For GSIs that want to sell trust in AI, data governance is a must
The Salesforce-Informatica proposition is becoming centered on trusting data, and thus AI. This aligns with the global systems integrators (GSIs), which, above all else, sell on trust with their clients.
With Informatica, Salesforce-heavy SIs now have more opportunities at the data layer. MDM modernization aside (Informatica still has a large legacy component), SIs will be well positioned to govern a new context layer that emerges from Headless 360 and an overall changing SaaS landscape. But to be successful, SIs simply need to ensure they consider the data implications before AI.
Though constrained in its relationship with Salesforce, EY is a great example of a company that recognizes not every challenge can be solved with AI, and it often considers data implications first. If the context layer influences AI inference quality as we think it will, then GSIs will need to factor in data governance ahead of AI deployment.
Conclusion
The value Informatica’s portfolio offers Salesforce is clear, but Informatica World 2026 reinforced just how much Salesforce needs Informatica to scale Agentforce and reposition itself in the market.

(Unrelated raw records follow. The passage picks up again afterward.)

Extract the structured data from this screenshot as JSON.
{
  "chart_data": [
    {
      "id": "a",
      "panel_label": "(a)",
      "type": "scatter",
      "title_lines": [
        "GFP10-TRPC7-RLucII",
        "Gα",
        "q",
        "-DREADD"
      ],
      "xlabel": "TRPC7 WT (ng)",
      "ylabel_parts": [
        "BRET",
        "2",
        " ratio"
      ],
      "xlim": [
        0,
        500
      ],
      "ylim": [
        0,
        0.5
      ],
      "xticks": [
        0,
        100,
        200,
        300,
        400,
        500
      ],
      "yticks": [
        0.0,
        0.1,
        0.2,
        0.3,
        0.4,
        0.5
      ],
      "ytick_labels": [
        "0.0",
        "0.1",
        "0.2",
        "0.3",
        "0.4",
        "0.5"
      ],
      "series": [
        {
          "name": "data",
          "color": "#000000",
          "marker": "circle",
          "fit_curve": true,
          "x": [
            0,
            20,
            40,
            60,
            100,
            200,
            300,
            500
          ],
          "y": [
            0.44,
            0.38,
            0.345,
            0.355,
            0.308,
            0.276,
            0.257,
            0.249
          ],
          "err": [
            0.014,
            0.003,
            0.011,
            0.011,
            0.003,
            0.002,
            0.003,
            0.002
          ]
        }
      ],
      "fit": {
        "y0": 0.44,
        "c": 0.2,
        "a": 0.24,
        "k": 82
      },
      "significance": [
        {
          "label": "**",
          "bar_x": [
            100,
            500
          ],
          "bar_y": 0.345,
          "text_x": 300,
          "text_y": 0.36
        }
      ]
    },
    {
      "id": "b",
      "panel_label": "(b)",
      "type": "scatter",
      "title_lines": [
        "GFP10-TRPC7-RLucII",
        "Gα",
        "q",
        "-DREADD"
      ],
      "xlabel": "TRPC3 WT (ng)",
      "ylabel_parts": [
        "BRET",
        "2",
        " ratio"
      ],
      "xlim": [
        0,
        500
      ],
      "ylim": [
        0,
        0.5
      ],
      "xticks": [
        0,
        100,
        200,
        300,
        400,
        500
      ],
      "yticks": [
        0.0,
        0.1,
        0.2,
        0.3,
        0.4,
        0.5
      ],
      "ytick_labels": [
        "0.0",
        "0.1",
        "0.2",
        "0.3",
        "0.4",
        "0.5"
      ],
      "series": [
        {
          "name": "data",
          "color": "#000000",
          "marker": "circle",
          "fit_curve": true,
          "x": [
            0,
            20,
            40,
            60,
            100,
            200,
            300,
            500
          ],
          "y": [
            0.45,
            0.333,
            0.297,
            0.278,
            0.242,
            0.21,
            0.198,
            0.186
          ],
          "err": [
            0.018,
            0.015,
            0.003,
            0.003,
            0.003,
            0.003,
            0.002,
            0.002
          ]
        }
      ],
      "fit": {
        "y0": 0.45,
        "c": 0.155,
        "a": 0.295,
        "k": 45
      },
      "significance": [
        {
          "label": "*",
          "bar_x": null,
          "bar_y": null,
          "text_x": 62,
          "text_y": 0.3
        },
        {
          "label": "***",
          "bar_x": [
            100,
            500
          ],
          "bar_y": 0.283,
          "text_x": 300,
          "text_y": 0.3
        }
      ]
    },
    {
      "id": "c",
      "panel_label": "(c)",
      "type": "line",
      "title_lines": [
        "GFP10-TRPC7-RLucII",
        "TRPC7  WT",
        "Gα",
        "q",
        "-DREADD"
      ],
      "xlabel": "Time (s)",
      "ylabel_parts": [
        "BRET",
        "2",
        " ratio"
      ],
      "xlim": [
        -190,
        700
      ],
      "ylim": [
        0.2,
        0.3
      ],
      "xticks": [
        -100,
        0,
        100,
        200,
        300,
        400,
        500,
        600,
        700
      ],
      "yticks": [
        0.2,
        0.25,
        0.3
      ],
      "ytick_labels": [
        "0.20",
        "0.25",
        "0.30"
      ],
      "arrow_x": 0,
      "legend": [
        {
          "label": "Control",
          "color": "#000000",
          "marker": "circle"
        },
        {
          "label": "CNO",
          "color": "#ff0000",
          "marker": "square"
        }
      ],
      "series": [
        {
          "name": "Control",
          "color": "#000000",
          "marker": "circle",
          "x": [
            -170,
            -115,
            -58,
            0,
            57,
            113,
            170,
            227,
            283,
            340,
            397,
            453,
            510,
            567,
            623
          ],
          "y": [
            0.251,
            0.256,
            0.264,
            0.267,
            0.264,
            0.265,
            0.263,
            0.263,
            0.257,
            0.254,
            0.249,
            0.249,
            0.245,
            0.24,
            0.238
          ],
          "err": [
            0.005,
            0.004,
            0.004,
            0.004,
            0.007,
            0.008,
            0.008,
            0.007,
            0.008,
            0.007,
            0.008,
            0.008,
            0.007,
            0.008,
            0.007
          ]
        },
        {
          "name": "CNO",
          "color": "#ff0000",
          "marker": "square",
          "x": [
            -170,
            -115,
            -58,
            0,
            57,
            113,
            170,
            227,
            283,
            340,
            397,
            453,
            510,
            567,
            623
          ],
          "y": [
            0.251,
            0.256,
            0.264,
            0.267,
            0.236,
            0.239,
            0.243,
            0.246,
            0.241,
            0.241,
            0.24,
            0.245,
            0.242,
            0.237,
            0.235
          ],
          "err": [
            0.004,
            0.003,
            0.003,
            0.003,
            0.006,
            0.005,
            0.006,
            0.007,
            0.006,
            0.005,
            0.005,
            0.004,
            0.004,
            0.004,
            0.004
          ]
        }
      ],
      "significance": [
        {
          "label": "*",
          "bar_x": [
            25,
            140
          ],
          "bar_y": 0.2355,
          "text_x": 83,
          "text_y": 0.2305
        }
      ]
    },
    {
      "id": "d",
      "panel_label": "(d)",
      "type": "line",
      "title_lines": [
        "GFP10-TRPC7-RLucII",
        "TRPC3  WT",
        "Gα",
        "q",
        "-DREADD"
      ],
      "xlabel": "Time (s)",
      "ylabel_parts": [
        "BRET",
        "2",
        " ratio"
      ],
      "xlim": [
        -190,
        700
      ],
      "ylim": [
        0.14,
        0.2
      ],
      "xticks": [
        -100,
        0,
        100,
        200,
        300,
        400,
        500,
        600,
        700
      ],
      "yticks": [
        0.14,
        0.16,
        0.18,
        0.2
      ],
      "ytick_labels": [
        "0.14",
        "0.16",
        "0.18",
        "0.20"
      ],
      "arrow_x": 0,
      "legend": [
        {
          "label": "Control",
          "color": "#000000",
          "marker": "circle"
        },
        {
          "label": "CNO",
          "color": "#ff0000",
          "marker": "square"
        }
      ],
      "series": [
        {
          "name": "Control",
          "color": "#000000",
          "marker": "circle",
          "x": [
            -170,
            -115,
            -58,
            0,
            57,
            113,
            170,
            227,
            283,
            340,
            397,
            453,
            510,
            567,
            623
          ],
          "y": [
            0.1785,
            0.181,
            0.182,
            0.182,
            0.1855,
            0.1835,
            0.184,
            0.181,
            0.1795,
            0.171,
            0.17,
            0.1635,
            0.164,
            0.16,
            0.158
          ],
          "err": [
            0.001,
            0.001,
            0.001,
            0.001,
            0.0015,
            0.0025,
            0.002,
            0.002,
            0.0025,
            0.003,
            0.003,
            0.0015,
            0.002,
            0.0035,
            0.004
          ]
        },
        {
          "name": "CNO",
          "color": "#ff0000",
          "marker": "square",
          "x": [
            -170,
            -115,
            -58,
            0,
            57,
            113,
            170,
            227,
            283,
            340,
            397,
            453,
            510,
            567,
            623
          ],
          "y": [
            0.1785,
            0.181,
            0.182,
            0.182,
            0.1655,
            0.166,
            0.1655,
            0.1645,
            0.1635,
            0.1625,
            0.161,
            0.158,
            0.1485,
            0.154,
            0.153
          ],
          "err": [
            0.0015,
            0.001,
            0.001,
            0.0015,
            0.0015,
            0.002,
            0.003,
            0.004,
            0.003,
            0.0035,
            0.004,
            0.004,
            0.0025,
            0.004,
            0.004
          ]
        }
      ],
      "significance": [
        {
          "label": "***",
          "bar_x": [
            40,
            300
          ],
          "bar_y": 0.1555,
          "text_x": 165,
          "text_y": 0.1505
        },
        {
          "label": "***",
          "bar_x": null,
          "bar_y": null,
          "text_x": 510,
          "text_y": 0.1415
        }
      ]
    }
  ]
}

Through the end of 2026, nearly every vendor will emphasize context as a key theme and differentiator. But long-term competitiveness will sit with not only those that own or store the enterprise data but also those that can put a trust wrapper around it.
With Informatica’s governance capabilities filling a key gap in the Salesforce data portfolio, the focus for Salesforce now becomes successfully selling Informatica as part of the broader platform strategy. It will be an interesting test case for whether every SaaS company could become a platform company.